Мурка снова рассмеялась. Она сегодня много и открыто смеялась, что не могло не радовать.

— А у тебя раньше были сложности в общении с противоположным полом? — поинтересовалась она, допивая последний глоток.

— Всегда, — кивнул Иван.

— Почему?

Он помолчал, подбирая слова.

— Люди такие предсказуемые, — сказал, скрывая что-то большее за усмешкой. — У тебя?

— Сложности?

— Угу.

— Никогда, — сразу самодовольно выдала она.

— Почему? — тоже спросил он.

— Люди такие предсказуемые, — прикрылась усмешкой и глубже вздохнула. Никогда еще не чувствовала, чтобы грудь вот так разрывало от теплого щемящего чувства. Наверное, все-таки она напилась. Это все шампанское. — И убери этот словарь подальше. Свое снотворное. Спи со мной, Шаурин.

Он чуть оттолкнулся от стола, резко выдохнув, будто терпение кончилось; Алёна сползла со стула и на мгновение замерла, точно ожидая знака какого-то, команды. В ответ Ваня крепко сжал ее запястье и потянул к себе, заставляя обойти барную стойку.

— Все, я уже пьяная и в красивом платье. Ты меня хочешь? — сказала в губы.

Ответа не ждала. Прижимаясь к Ванькиному сильному телу, все прекрасно чувствовала.

О, да, Алёна прекрасно почувствовала его сильнейшее возбуждение, когда очутилась не очень удобно зажатой между Шауриным и столешницей. Но на это плевать.
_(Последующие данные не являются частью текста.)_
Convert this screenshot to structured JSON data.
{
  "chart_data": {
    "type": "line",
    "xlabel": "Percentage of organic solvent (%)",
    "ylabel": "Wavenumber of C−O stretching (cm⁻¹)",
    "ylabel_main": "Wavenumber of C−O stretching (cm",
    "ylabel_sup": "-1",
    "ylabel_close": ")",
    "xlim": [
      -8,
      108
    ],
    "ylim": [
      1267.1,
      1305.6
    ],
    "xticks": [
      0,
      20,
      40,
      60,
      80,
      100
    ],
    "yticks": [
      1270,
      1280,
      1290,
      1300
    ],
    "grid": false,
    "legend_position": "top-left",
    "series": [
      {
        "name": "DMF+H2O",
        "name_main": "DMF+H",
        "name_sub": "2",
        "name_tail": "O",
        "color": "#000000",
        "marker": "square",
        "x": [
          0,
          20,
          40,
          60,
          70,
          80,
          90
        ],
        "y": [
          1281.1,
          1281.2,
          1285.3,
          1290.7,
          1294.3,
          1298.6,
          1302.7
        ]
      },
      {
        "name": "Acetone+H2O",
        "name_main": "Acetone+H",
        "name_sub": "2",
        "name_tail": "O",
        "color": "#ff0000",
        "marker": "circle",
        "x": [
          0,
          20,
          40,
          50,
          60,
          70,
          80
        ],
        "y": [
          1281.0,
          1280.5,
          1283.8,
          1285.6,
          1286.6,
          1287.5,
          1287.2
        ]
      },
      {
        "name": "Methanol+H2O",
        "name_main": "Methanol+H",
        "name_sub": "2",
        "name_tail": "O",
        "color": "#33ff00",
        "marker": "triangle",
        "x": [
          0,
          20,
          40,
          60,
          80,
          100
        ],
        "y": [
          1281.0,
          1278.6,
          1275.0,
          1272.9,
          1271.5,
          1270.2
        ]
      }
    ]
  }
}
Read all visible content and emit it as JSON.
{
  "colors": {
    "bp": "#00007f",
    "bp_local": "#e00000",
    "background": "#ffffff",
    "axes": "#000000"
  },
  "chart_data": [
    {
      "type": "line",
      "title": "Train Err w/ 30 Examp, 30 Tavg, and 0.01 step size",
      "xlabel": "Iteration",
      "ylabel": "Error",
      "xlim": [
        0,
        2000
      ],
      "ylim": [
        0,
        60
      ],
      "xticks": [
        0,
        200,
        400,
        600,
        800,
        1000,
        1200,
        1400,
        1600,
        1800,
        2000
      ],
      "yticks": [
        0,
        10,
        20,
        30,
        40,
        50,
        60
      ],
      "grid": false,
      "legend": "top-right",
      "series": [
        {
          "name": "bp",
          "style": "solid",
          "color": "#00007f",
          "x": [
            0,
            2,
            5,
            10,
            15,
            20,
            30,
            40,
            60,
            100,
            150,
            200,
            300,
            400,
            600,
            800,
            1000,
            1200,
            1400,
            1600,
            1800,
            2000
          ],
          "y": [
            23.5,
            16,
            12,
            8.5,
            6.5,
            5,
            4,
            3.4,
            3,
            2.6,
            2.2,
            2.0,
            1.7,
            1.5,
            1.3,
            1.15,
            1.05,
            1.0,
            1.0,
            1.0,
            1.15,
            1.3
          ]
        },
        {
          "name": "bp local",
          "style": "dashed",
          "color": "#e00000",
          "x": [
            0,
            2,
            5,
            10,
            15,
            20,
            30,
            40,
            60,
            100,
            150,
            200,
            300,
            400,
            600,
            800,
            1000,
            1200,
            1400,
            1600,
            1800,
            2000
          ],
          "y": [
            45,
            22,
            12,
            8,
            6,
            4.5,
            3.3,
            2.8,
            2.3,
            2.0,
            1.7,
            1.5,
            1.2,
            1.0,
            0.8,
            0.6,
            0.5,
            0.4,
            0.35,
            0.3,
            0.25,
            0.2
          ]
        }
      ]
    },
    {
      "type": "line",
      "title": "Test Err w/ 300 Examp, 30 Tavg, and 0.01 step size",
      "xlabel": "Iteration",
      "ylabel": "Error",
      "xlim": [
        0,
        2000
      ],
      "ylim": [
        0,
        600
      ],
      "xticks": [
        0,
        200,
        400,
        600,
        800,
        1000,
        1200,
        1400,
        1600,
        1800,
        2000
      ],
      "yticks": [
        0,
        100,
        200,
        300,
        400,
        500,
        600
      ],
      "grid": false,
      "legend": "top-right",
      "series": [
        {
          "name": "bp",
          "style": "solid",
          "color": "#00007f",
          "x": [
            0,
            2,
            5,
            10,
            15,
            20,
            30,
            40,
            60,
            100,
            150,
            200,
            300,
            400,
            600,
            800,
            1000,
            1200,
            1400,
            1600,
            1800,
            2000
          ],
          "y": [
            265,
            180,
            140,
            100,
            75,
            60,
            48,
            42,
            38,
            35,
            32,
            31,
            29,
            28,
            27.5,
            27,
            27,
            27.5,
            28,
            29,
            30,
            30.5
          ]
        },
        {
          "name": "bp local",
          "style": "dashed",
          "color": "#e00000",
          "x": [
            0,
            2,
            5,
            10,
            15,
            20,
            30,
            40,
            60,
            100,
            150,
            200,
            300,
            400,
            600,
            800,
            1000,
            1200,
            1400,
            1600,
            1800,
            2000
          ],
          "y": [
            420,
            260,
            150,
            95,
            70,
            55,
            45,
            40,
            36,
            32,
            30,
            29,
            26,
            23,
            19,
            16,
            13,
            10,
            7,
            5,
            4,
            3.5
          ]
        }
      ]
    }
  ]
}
Пусть неудобно или вообще невозможно, но, главное, с ним. Пусть хоть к стене ее прижмет, хоть на кровать уложит. Плевать. Реальность давно отступила, мир ушел из-под ног, они наконец оказались прижатые друг к другу, как приплавленные, поцелуем, балансирующим между высшей интимностью и животной жадностью. Не проходящей, неутолимой жадностью. Без страха сделать что-то не так, но с небрежностью, продиктованной лишь страстью и безумным желанием. Они здесь, в тесном объятии, в кольцах сплетенных рук, в своем мире, в котором его сбившееся дыхание так удивительно рифмовалось с ее требовательными стонами. Здесь, в его квартире, где скромности не место, а каждый поцелуй и каждая ласка, как последние. В этой комнате, для которой лучшим и естественным украшением станет разбросанная по полу одежда, а самой красивой музыкой — сладострастные стоны. Здесь, в терпкой ночи, пахнущей шампанским и ее духами.